Figure 2. Astral and Spindle Microtubule Dynamics Vary with Cell Volume During C. elegans Embryo Cleavage.

(A) Still frames from live 2-photon imaging of C. elegans embryos expressing a GFP-tagged plasma membrane probe (Pleckstrin Homology (PH) domain) during the first five embryonic divisions (1- to 16-cell stage). Images correspond to maximal projections of z-stacks covering the entire thickness of the embryo. Scale bar, 20 μm. Blastomere names are indicated except for the 16-cell stage. At the 8-cell stage, progeny of AB and P1 were grouped together as ABxx and P1xx respectively.

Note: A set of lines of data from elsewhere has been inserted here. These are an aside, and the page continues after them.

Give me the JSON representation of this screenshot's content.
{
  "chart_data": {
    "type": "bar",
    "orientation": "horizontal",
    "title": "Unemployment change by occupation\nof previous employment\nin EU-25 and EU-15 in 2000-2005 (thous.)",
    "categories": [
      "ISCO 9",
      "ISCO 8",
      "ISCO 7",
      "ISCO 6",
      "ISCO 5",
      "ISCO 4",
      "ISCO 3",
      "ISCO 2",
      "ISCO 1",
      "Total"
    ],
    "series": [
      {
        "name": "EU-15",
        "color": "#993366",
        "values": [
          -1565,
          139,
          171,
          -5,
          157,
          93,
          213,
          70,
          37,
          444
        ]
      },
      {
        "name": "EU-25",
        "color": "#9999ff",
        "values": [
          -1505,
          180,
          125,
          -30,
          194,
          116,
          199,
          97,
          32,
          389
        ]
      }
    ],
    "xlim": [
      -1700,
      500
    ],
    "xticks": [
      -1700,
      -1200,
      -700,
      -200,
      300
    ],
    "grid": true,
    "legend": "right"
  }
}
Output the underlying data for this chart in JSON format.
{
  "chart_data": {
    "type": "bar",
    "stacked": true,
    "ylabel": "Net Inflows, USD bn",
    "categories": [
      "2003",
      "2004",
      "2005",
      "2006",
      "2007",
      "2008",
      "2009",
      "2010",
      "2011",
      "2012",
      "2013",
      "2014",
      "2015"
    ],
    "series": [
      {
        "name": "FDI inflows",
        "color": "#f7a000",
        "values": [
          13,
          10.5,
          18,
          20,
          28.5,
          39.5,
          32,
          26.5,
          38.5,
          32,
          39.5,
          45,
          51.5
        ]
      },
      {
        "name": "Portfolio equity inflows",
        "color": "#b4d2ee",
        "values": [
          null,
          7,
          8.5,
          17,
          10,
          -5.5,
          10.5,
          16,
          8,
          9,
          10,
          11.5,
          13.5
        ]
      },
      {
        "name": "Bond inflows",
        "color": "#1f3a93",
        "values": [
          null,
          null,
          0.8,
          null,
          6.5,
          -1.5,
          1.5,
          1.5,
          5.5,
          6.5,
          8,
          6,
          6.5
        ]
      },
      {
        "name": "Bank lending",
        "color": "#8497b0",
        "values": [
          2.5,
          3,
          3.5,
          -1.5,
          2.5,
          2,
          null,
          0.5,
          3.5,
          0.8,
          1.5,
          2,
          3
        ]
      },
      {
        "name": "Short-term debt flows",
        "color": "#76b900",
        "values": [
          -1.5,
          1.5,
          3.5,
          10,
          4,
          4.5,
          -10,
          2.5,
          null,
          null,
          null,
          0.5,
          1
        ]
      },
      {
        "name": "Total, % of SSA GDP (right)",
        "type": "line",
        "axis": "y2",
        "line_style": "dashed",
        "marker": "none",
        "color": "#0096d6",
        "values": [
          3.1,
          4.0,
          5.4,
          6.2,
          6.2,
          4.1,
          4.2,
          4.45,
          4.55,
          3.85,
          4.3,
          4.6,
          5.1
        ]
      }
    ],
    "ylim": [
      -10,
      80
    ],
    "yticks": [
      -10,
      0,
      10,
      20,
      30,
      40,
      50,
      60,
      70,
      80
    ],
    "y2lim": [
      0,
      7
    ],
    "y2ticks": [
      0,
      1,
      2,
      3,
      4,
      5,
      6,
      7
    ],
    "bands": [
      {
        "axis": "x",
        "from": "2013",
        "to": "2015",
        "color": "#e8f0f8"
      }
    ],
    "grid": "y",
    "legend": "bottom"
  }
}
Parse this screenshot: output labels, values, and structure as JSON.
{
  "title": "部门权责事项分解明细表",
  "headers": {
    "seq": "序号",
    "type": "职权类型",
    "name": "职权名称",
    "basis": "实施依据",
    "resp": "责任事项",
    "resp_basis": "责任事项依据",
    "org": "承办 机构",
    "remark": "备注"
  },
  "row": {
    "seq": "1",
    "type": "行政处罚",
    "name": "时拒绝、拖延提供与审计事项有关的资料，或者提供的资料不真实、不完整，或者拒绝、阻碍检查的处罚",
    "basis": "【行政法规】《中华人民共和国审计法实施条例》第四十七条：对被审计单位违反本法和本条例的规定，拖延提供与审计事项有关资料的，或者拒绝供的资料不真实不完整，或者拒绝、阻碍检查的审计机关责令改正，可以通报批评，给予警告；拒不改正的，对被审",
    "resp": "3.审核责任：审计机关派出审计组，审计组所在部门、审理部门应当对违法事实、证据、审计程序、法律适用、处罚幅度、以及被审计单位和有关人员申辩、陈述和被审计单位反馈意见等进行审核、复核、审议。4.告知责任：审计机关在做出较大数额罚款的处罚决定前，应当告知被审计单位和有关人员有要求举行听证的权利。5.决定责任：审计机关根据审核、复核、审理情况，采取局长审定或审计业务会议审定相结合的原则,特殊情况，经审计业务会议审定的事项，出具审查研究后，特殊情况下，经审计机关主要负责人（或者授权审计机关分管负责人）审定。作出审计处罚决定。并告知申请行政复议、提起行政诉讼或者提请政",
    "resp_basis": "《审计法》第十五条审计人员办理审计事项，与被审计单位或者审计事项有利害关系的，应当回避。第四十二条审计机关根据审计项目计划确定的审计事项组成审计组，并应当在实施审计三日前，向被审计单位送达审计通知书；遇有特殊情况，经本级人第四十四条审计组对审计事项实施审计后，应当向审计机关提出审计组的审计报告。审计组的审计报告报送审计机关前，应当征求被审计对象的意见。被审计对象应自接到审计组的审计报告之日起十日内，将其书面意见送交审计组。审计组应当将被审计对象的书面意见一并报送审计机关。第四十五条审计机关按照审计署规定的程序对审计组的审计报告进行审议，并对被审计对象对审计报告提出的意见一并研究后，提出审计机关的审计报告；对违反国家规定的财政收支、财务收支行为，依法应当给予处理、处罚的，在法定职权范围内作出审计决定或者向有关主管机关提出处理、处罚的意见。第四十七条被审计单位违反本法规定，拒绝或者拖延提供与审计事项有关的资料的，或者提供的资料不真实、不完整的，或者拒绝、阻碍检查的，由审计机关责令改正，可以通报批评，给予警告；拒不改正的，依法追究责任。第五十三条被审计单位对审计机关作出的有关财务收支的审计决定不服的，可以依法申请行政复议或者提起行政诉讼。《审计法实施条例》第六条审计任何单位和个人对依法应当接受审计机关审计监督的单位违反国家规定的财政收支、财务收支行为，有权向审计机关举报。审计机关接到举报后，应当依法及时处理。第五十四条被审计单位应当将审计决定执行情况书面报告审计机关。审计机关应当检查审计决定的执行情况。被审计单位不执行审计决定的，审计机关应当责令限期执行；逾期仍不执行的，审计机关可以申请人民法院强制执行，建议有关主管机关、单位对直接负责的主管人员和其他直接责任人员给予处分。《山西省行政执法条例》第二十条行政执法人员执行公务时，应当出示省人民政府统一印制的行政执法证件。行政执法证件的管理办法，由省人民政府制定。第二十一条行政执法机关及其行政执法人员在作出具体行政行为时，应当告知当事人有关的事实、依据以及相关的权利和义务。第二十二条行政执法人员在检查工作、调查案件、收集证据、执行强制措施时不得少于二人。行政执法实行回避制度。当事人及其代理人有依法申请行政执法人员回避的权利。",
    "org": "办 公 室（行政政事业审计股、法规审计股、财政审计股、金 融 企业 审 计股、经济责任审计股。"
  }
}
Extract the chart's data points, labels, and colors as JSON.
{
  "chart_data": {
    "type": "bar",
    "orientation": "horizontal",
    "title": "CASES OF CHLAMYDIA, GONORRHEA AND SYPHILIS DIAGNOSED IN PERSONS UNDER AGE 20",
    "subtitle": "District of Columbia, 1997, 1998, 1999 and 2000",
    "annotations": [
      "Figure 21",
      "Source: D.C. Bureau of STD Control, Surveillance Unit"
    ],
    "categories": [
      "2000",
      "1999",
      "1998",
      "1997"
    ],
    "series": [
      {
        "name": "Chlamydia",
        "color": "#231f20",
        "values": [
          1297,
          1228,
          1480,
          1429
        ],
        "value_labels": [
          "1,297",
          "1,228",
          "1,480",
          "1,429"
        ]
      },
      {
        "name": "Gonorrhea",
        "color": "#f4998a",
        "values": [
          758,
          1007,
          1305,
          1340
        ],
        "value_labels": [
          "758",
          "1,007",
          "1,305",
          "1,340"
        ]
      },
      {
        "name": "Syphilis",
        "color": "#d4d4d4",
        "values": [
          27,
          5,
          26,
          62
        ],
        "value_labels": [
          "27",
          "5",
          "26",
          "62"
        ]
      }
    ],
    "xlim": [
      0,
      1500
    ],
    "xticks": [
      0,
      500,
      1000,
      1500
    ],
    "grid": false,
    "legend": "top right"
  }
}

(B) Mean astral (green) and spindle (red) microtubule dynamics parameters: mean microtubule growth rate, catastrophe frequency, shrinkage rate and rescue frequency (from Figure 1C) for each type of blastomere plotted over the corresponding average cell volumes (from Figure S1). Key for different blastomeres shown in the top box. Dotted lines correspond to the linear regression curves. Pearson correlation coefficient (r²) is indicated at the top of each graph if p ≤ 0.01 (no corr. is indicated otherwise).

(C) From left to right, still images from confocal live imaging of C. elegans control one-cell embryo, control 2-cell embryo, thermosensitive (ts) mutant embryo of the formin cyk-1 at the ‘2-cell’ stage after P0 cytokinesis failure and abnormally large C27D9.1(RNAi)-treated embryo. All express GFP-tagged β-tubulin. Corresponding schematics with color-coding for spindle microtubules in different conditions shown at the bottom. Scale bar, 20 μm.

(D) Spindle microtubule growth rates measured at 25°C (restrictive temperature for the cyk-1(ts) mutant) for the indicated conditions. Color-coding for the different conditions corresponds to the schematics in (C). (Error bars, SD; one-way ANOVA with Dunnett’s multiple comparisons test, **: p≤0.01, n.s.: p>0.05).